Blaze
- Logo used since 2016
- Country: United Kingdom Ireland

Programming
- Language: English
- Picture format: 576i (16:9 SDTV)
- Timeshift service: Blaze +1

Ownership
- Owner: A&E Networks
- Sister channels: List of Sky UK channels

History
- Launched: 20 September 2016; 10 years ago

Links
- Website: www.blaze.tv

Availability

Terrestrial
- Freeview: Channel 64 Channel 92 (+1)

= Blaze (British and Irish TV channel) =

British television channel owned by A+E

Blaze is a British English-language free-to-air TV channel owned by Hearst Networks UK, a joint venture between A&E Networks and Sky Group. This channel allows UK A&E to use its programming for the complete "lifecycle".

A+E Networks Italy launched its Blaze on Sky Italy on March 22, 2017. In Spain and Portugal, a version of Blaze channel was launched by AMC Networks International in joint-venture with A&E Networks to replace the A&E channel on 18 April 2018, but closed and replaced with AMC Break on 19 April 2022. The Italian version of the channel was closed on 1 August 2023.

==Format and programming==
The channels' programming is a best of A&E shows. Blaze was the first channel launched in the UK by A&E Networks that did not borrow its name from one of the company's U.S. channels. The abbreviation "A&E" is commonly used to mean "Accident and Emergency unit" in the UK, so the company decided not to use that brand for the channel.

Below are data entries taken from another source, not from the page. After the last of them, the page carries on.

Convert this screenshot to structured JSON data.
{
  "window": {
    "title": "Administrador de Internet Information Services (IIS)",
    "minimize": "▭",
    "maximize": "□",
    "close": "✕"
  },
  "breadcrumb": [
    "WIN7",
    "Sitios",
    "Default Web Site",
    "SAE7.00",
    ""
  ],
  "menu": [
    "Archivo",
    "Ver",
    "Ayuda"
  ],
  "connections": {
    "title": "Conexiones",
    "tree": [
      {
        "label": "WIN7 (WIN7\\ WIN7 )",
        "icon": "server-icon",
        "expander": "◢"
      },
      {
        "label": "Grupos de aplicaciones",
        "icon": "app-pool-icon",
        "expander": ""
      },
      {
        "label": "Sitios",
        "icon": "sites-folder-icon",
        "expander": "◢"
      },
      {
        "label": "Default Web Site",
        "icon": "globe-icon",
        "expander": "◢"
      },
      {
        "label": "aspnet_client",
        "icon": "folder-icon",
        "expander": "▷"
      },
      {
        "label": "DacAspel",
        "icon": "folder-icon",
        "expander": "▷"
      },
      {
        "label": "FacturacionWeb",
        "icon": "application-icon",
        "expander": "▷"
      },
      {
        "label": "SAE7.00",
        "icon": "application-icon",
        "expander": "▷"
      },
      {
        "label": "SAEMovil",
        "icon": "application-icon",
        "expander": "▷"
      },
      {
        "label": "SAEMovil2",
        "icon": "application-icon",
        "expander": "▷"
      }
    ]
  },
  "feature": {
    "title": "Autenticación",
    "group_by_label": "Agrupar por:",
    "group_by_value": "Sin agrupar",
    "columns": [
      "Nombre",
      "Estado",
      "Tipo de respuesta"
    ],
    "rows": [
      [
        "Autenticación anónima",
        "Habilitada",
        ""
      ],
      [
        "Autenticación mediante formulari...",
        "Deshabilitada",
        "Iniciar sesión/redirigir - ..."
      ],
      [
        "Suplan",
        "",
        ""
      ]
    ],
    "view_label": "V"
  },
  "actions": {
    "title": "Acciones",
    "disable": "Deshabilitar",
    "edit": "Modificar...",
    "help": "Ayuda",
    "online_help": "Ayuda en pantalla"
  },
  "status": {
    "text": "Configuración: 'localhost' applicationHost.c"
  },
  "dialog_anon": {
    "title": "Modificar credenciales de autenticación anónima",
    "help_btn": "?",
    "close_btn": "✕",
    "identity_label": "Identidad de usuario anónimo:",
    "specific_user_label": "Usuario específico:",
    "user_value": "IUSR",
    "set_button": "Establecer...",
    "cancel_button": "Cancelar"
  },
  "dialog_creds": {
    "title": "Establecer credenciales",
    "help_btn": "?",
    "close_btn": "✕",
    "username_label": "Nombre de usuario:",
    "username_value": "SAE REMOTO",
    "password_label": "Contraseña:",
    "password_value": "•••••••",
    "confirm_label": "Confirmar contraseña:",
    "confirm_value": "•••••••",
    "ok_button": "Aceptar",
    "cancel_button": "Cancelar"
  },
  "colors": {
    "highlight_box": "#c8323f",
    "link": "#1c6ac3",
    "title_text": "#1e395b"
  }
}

Having originally only aired imported and rerun programming, Blaze commissioned its first original programme, Flipping Bangers, in 2017. It premiered on 6 April 2018 as a part of the Car Night programming block. The series has run for three seasons; a fourth was in talks but not yet announced as of November 2024.

==Staff==
Elena Anniballi was appointed director of Blaze in April 2017. In February 2019, A&E Networks appointed Dan Korn as head of Blaze.

== Programmes ==
Initial programmes

- Pawn Stars (2016–)
- Mountain Men (2016–)
- American Restoration (2016–)

Exclusive A&E programming (April 2019—)

- Pawn Stars
- Storage Wars
- Counting Cars

Programmes from Sky History
- Britain's Greatest Obsessions with Harry Hill, Chris Packham and Suggs.
- Craig Charles: UFO Conspiracies

Programmes from other British broadcasters
- Britain's Most Historic Towns (Channel 4)
- Secrets of Great British Castles (Channel 5)

Original programming:

- Flipping Bangers (6 April 2018—) Just Might TV, Car Night programming block, two seasons
- Irish Pickers (2020-)
- Spiky Goldhunters Pango Productions
- Outback Truckers (seventh season—) Prospero Productions

==TCC and Blaze+1==
TCC was The Community Channel's licence bought by A&E Networks UK so that their channel Blaze would be listed higher up on the EPG and The Community Channel would end up lower down (under their new name Together TV). TCC and sister channel Blaze+1 were a couple of part-time services slots hoarded by A&E Networks, which broadcast shows from Blaze for a couple of hours each night after the main channel had shut down. In May 2024, That’s Media acquired the TCC Broadcasting broadcast licence and its EPG slot from A+E Networks UK, so that it could launch That’s Memories.

==Online==
In addition to providing on-demand access to programming screened on Blaze, the Blaze website and apps also provide access to five free ad-supported streaming television channels operated by Hearst Networks; these channels are also available through third-party TV and streaming platforms such as Samsung TV Plus, Rakuten TV and Virgin Media The FAST channels operated by Hearst Networks comprise:
- Deal Masters featuring shows relating to trading and pawnbroking;
- History Hunters featuring history-themed programming, including content previously aired on Sky History;
- Inside Crime featuring true-crime documentaries, including content earlier screened on Crime+Investigation;
- Mystery TV featuring content relating to the paranormal and unexplained;
- World War TV featuring content relating to warfare and military history.